To forestall such a scenario, Casey was alleged to have met with representatives of Iran in July and August 1980 in Madrid leading to a deal supposedly finalized in Paris in October in which a future Reagan administration would ship arms to Tehran through Israel in exchange for the hostages being held until after the election.
The House and Senate separately authorized investigations and both ultimately rejected the claims. The bipartisan House task force, led by a Democrat, Representative Lee H. Hamilton of Indiana, and controlled by Democrats 8 to 5, concluded in a consensus 968-page report that Mr. Casey was not in Madrid at the time and that stories of covert dealings were not backed by credible testimony documents or intelligence reports.
Still, a White House memo produced in November 1991 by a lawyer for President George H.W. Bush reported the existence of “a cable from the Madrid embassy indicating that Bill Casey was in town, for purposes unknown.” That memo was not turned over to Hamilton’s task force and was discovered two decades later by Robert Parry, a journalist who helped produce a Frontline documentary on the October surprise.
Reached by telephone this past week, Sick said he never heard of any involvement by Connally but saw Barnes’ account as verifying the broad concerns he had raised. “This is really very interesting and it really does add significantly to the base level of information on this,” Sick said. “Just the fact that he was doing it and debriefed Casey when he got back means a lot.” The story goes “further than anything that I’ve seen thus far,” he added. “So this is really new.”
Michael Zeldin, a Democratic lawyer for the task force, and David Laufman, a Republican lawyer for the task force, both said in recent interviews that Connally never crossed their radar screen during the inquiry and so they had no basis to judge Barnes’ account.
While Casey was never proved to have been engaged in any October surprise deal-making, he was later accused of surreptitiously obtaining a Carter campaign briefing book before the lone debate between the two candidates, although he denied involvement.
…Barnes said he has no idea of the purpose of the Middle East trip when Connally invited him. They traveled to the region on a Gulfstream jet owned by Superior Oil. Only when they sat down with the first Arab leader did Barnes learn what Connally was up to, he said.
Connally said, “Look, Ronald Reagan’s going to be elected president and you need to get the word to Iran that they’re going to make a better deal with Reagan than they are Carter,’” Barnes recalled. “He said, ‘It would be very smart for you to pass the word to the Iranians to wait until after this general election is over.’ And boy, I tell you, I’m sitting there and I heard it and so now it dawns on me, I realize why we’re there.”

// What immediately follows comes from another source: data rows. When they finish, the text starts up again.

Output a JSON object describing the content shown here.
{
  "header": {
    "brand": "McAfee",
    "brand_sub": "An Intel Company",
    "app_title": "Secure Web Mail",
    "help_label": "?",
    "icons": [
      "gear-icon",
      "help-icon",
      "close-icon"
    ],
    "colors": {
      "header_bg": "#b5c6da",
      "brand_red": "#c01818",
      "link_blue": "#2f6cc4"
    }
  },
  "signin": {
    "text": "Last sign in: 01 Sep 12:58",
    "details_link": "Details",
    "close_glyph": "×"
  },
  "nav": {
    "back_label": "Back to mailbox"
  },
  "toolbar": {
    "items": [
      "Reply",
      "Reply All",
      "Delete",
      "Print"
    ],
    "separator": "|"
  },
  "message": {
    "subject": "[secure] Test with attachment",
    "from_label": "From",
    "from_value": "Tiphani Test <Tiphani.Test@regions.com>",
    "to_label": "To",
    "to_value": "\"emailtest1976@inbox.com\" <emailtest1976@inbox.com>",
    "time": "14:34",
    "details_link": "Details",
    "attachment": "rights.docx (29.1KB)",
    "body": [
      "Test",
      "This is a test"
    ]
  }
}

Barnes said that, except for Israel, Connally repeated the same message at every stop in the region to leaders such as President Anwar el-Sadat of Egypt. He thought his friend’s motive was clear. “It became very clear to me that Connally was running for secretary of state or secretary of defense,” Barnes said. (Connally was later offered energy secretary but declined.)
Barnes said he did not reveal the real story at the time to avoid blowback from his own party. “I don’t want to look like Benedict Arnold to the Democratic Party by participating in this,” he recalled explaining to a friend. The headlines at the time, he imagined, would have been scandalous. “I did not want that to be on my obituary at all.”
But as the years have passed, he said, he has often thought an injustice had been done to Carter. Discussing the trip now, he indicated, was his way of making amends. “I just want history to reflect that Carter got a little bit of a bad deal about the hostages,” he said. “He didn’t have a fighting chance with those hostages still in the embassy in Iran.”